[Search for users] [Overall Top Noters] [List of all Conferences] [Download this site]

Conference 7.286::fddi

Title:FDDI - The Next Generation
Moderator:NETCAD::STEFANI
Created:Thu Apr 27 1989
Last Modified:Thu Jun 05 1997
Last Successful Update:Fri Jun 06 1997
Number of topics:2259
Total number of notes:8590

854.0. "High interrupt stack time (6000/DEMFA)" by BONNET::STRATMAN (Peter Stratman @VBO) Tue Feb 09 1993 15:19


    Has anyone experienced very high interrupt stack time on VAX 6000s with
    a DEMFA as soon as traffic is generated ?

    I have a 2 6530s with VMS V5.5-1, DEMFA microcode 1.4.

    The primary CPU on each node runs with 100% interrupt stack mode as
    soon as 5 network backups are started. Throughput is same or worse than
    previously with a DEBNA, however there is obviously a lot less user CPU
    time left. Secondary CPU are mostly doing MP sync and Kernel mode work.

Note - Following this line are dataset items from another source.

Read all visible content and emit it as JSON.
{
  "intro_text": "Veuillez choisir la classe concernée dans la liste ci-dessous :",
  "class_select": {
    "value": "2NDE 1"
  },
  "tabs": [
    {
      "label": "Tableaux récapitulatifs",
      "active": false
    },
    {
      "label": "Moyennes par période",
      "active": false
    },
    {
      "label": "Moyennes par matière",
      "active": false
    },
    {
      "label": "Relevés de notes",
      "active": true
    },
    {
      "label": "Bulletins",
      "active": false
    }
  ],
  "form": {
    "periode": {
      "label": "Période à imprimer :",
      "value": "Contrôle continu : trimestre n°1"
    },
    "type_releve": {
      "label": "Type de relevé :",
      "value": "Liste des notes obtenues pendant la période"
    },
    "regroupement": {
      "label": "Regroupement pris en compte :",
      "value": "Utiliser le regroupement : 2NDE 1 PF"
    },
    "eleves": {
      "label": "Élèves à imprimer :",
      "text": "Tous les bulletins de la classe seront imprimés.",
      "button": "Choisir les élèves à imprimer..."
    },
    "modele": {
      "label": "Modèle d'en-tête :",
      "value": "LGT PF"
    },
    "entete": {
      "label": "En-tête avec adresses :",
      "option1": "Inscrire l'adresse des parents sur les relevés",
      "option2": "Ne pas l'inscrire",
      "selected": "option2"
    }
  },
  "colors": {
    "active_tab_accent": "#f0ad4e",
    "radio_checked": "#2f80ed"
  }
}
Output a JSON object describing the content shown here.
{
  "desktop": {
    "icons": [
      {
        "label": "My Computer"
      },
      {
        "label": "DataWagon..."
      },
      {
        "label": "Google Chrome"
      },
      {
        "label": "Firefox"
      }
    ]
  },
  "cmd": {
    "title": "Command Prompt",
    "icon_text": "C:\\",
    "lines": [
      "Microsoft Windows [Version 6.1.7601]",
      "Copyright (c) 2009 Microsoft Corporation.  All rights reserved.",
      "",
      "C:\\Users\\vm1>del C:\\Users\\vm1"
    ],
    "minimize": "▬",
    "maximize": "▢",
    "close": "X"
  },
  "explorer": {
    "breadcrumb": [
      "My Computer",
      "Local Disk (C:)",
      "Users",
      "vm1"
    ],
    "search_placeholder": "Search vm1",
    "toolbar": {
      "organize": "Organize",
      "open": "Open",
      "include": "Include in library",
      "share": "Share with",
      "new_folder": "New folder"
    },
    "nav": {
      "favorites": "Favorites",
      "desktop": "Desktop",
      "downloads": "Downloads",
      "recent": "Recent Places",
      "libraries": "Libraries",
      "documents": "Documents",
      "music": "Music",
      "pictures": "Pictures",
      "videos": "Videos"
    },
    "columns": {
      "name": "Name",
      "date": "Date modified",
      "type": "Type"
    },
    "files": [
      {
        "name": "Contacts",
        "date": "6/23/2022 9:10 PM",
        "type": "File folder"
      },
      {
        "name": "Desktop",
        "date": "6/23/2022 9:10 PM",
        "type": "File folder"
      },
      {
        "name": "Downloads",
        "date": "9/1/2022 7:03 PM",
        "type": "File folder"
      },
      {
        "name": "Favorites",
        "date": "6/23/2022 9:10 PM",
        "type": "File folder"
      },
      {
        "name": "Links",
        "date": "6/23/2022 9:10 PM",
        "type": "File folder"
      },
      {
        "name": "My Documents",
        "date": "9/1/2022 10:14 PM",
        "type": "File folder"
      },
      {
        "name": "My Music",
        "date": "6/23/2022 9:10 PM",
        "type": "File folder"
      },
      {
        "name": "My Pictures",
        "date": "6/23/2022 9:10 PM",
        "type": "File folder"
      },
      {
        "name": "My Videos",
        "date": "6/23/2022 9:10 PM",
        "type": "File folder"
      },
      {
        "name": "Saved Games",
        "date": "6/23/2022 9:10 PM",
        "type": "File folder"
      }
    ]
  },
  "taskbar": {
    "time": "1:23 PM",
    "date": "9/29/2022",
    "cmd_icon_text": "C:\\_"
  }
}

    I've done some PC sampling, and the system seems to be doing mostly
    ENQ' and DEQ's.

    As soon as the backups are stopped, interrupt stack time goes way down.
    General network traffic (directed to other nodes) also seems to drive
    it up again.

    There are no NCP-detected or internal DEMFA errors. The DEMFAs are
    in the right slots.
    
    Any ideas on how to tackle this problem ?

    Thanks,
    Peter.    
    
    P.S. I have a slight doubt about our building's fiber network. Could
    a fiber problem generate these interrupts ?

    
T.RTitleUserPersonal
Name
DateLines
854.1More computes neededSTAR::STOCKDALEThu Feb 11 1993 13:4316
>>    Any ideas on how to tackle this problem ?

Get more computes.

Much of the I/O processing shows up as interrupt stack usage
so if you have a lot of network traffic showing 100% interrupt stack
is not unusual.  Its not that the system is being swamped by
interrupts from the DEMFA.

On OpenVMS AXP, much work has been done to improve performance in
the LAN drivers.  This work will show up in a future release of
OpenVMS VAX.  But this only reduces the amount of time in the
LAN drivers which represents just a portion of the amount of
computes needed to do the backups.

- Dick
854.2..only if througput increases.. but it decreases !BONNET::STRATMANPeter Stratman @VBOFri Feb 12 1993 06:2017
>Much of the I/O processing shows up as interrupt stack usage
>so if you have a lot of network traffic showing 100% interrupt stack
>is not unusual.  Its not that the system is being swamped by
>interrupts from the DEMFA.

OK, I know that increasing the IO performance will put more strain on the
CPUs too, that's normal. But overal throughput should improve.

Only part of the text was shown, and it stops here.